On the other hand, in terms of ideology, it is time to redefine the concepts that form the European conversation. Facts like the responses to the situations of humanitarian emergencies such as that in the eastern Mediterranean, of Brexit, or even of rising social inequality throughout the continent make it essential to turn nice words into actions. As such, we need to give effective content to words like freedom, democracy, dignity, respect for social and human rights and solidarity between the peoples and citizens of Europe. Evidently, in this context, citizens’ claims to democratically decide their futures within Europe also become central, as in the cases of Catalonia or Scotland, for example.

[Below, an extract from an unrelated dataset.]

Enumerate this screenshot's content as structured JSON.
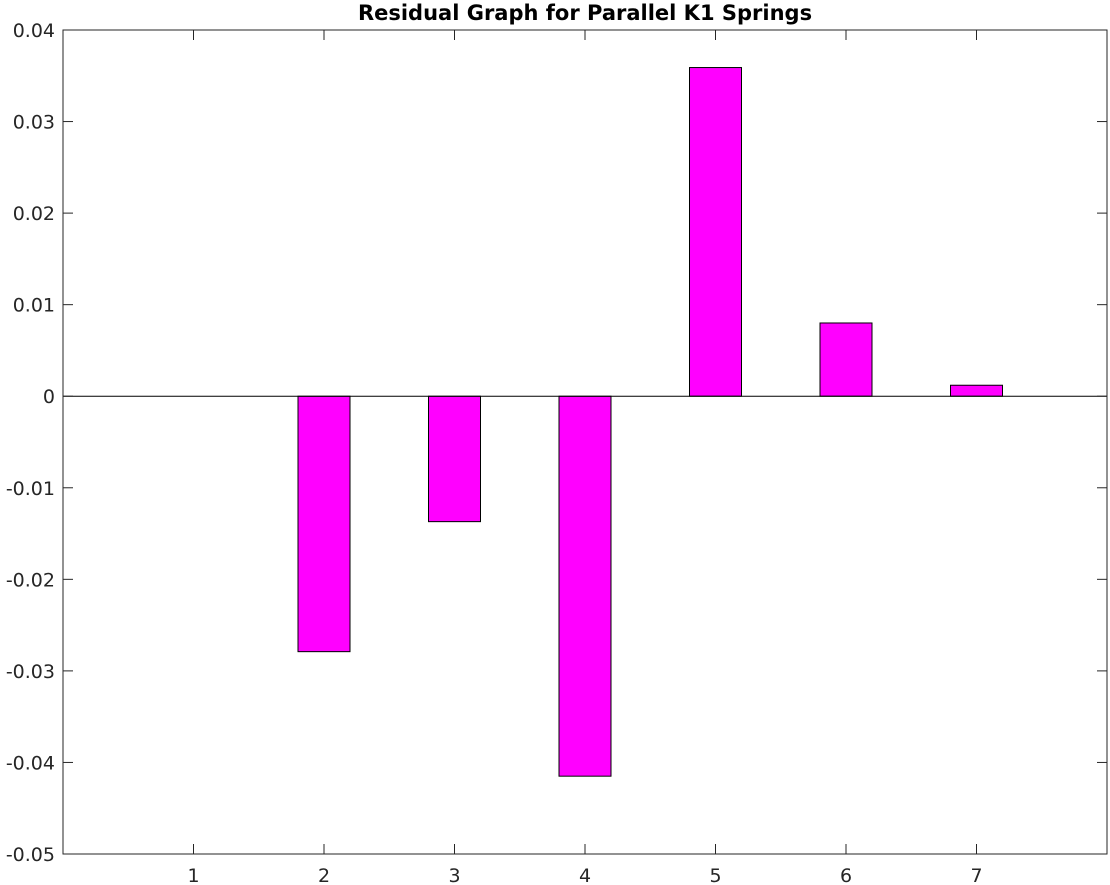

Aware of the need to redefine the key parameters of the European project, the European Commission recently published its White paper on the future of Europe. This document aims to encourage debate throughout the Union until the next European elections in June 2019. As a starting point, it sketches out five possible scenarios for future relationships between the European peoples, with different levels of commitment.

As an example, one of these scenarios suggests the possibility of a multi-speed Europe in which some member states may advance faster than the rest and initiate collaborations in specific areas, even if other members do not wish to join them. Catalonia, as a fiercely pro-European country, would benefit from this possibility, which would allow the overcoming of vetoes, accelerate decision-making and make joint projects a reality.

In any case, on the subject of the EU’s future, there exists a broad consensus within Catalonia that the best option is to push for more Europe, not less. At the same time, in this new era, Europe has to build stronger links between the Union’s government and European citizens, who should feel that their opinions are taken into account. Only in this way can the disaffection that feeds some Eurosceptic voices be adequately countered, those voices which often also bring up some of the worst memories of Europe’s past and which we cannot allow to come back into our societies.

As a confirmed pro-European, I have no doubt that the EU’s citizens will know how to build this joint project, steering it definitively towards prosperity, liberty, solidarity, diversity and the deepening of democracy. We will become the dream Europe, the place where we have always imagined, and still imagine, progress for our people, especially now that Catalonia is spying new horizons as a nation.